Over those three days, I was offered over and over and over again the choice for either love or fear. I kept choosing fear. The first night, when I mentally sent her a picture of how to get down out of that tree for the 500th time, I was as stuck as the kitten was – stuck in fear and worry. When I felt manic over Joseph climbing the trees, I was as stuck as the kitten – stuck in fear and worry.

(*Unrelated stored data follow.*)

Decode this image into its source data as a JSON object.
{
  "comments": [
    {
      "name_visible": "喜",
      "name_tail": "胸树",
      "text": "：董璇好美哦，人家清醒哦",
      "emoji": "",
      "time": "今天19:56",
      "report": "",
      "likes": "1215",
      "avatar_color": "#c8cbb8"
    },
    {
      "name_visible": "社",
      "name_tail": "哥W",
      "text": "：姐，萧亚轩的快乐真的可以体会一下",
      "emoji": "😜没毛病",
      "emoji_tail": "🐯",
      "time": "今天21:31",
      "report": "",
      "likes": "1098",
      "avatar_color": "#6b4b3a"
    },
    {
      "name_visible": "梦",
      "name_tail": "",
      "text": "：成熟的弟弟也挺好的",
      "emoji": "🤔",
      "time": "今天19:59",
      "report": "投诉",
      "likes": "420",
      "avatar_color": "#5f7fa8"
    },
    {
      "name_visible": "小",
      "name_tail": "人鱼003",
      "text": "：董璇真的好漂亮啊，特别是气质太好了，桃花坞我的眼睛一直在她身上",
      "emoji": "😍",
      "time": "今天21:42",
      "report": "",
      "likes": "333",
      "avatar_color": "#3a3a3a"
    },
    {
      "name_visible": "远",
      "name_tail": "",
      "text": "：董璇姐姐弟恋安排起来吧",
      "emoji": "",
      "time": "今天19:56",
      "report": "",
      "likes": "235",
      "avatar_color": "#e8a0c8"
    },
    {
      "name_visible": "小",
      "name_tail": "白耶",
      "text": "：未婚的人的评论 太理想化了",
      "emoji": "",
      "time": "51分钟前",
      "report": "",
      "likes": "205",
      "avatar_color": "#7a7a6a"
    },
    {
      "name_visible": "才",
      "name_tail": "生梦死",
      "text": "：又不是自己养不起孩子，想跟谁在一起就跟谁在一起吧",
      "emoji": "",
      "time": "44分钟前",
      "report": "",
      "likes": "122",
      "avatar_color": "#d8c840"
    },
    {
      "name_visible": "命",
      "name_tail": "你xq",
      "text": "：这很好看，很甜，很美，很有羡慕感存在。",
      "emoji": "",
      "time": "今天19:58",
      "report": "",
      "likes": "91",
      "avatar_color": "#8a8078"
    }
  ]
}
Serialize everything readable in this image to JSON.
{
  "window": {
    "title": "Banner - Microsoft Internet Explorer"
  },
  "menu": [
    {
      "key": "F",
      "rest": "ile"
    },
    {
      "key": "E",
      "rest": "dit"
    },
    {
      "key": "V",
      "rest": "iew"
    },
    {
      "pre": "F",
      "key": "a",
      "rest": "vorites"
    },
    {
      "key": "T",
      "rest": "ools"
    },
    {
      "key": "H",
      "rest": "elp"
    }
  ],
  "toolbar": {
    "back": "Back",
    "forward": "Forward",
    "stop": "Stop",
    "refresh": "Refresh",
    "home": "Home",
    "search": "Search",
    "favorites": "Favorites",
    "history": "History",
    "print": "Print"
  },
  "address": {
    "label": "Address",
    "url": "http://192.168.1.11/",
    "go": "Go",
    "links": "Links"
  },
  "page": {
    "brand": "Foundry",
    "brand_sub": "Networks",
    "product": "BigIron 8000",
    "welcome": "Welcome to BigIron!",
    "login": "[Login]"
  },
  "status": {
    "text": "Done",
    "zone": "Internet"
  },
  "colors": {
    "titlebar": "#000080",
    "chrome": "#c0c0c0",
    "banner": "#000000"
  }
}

However, when I chose to keep my process of my feelings to myself, trusting my process to work them out, then I began to choose love over fear. I blew it now and again – we both did with the anger that popped up on Day 3 – but we never dropped into arguing about being angry or about how we were relating to each other. That was a choice for love.
And when my intuition gave me the sentences, “If I am not abiding in love, I am abiding in fear. There is always the option to make another choice and, once again, choose love,” that was love winning.
Earlier today in conversation Joseph said, “It’s good to see you smile.” I guess he’d been paying attention to me all along.
His mode of operating is to trust me to my process rather than open a scary door by asking what’s wrong. Actually, we both operate that way. I practice trusting him to his process rather than risk being rejected by entering his psychic “man cave” too soon. These are also choices for love.
Maya is named after the Goddess of Illusion. This week she had me facing the illusion of fear so that I could choose love. I think I have to have a talk with this kitten about the meaning of her name and sweeter, softer ways to play with it!